Beyond that, there’s a tonal issue as well. Raimi’s films, especially the first one, achieved a kind of highly mannered realism (or “realism”). They could indulge in the slapstick of Peter Parker discovering his powers one minute, then give us Willem Dafoe hamming it up in a mirror the next. All the various, seemingly disparate elements of the Spider-Man story – the faux working class grit of Peter’s life with his aunt and uncle, the high school angst, the Kabuki posturing of the supervillains, the boisterous wish-fulfillment fantasy of swinging through the air – felt like they all genuinely belonged in the same film. And Raimi invested each moment with the discovery of the new – I still remember the giggling fit I had when J.K. Simmons’s J. Jonah Jameson (my least favorite Spider-Man character as a kid) suddenly appeared, doing his mile-a-minute His Girl Friday shtick.
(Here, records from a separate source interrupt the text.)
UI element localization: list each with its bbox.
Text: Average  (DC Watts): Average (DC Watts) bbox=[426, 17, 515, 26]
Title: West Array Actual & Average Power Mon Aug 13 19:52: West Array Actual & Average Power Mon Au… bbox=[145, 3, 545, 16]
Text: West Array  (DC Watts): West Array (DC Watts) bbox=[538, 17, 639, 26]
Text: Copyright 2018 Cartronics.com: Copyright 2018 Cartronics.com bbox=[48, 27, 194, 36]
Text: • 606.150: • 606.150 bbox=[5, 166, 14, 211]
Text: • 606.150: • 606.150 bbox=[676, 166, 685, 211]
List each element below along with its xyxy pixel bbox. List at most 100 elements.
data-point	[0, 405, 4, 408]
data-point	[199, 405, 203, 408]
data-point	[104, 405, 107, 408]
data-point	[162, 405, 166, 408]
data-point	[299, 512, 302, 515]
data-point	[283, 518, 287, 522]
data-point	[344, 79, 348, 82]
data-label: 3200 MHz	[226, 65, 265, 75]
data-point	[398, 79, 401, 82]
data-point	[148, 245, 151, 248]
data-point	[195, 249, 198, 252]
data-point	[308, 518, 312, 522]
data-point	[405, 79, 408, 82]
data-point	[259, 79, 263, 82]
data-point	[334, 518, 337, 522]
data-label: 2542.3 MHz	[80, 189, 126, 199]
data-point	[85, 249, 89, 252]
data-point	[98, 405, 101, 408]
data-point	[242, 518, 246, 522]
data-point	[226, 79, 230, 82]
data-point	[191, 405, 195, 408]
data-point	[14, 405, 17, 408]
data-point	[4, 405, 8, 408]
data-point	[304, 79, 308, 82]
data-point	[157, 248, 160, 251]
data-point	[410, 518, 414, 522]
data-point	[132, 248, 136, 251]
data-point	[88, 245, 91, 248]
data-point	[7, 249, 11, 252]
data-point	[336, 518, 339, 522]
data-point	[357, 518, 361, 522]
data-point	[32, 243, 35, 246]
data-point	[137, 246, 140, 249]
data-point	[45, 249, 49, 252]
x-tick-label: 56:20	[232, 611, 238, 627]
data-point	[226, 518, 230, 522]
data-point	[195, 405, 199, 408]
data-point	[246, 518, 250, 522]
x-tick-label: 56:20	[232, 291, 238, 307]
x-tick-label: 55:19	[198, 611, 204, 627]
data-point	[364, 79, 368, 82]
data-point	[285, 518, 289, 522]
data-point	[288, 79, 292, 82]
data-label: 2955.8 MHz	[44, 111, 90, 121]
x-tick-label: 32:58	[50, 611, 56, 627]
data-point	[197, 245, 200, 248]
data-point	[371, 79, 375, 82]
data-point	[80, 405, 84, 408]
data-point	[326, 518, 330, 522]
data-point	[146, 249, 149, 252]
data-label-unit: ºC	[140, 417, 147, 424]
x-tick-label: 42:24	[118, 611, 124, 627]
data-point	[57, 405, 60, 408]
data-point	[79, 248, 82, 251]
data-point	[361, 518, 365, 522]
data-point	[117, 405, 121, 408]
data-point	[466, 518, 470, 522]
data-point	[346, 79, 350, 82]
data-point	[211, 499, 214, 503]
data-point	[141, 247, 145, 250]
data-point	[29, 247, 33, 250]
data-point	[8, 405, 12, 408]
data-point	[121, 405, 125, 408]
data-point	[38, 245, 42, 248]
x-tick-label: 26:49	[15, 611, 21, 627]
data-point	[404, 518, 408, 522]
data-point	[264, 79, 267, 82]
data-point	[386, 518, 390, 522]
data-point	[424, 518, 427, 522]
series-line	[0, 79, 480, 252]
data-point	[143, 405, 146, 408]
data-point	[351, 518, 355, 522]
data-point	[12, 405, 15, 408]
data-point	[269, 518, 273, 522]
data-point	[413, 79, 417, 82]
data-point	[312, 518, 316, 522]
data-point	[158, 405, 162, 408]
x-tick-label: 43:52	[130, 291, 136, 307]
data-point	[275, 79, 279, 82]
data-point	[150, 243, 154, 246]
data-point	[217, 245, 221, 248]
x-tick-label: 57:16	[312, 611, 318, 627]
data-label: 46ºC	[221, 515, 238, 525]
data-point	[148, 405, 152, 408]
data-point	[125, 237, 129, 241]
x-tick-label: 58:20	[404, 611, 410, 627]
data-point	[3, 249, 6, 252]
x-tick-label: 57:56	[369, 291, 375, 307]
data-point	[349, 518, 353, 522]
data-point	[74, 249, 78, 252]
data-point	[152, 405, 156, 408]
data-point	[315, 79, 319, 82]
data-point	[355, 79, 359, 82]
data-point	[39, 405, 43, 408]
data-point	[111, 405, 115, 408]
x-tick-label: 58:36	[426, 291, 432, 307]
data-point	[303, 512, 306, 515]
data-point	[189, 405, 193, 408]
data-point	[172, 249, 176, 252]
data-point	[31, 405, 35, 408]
In contrast, Webb’s film lurches between obligatory tonal blocks, with varying success – the scenes between Peter and Gwen work marvelously, as do Spider-Man’s eye-popping swings through the city, the lit caverns of Manhattan yawning beneath him. But attempts to give the villain shading – Connors starts to imagine that lizards are the perfect species because they can grow their own limbs – or to set up conflict between Peter and Gwen’s police chief father (Denis Leary) fall flat, like boxes being checked halfheartedly in the screenwriter’s ledger. That said, the film will probably be a hit, and we’ll probably get a sequel. I’ll be curious to see if, freed from the stations of the origin story cross, Webb and his team can stake new ground for these characters.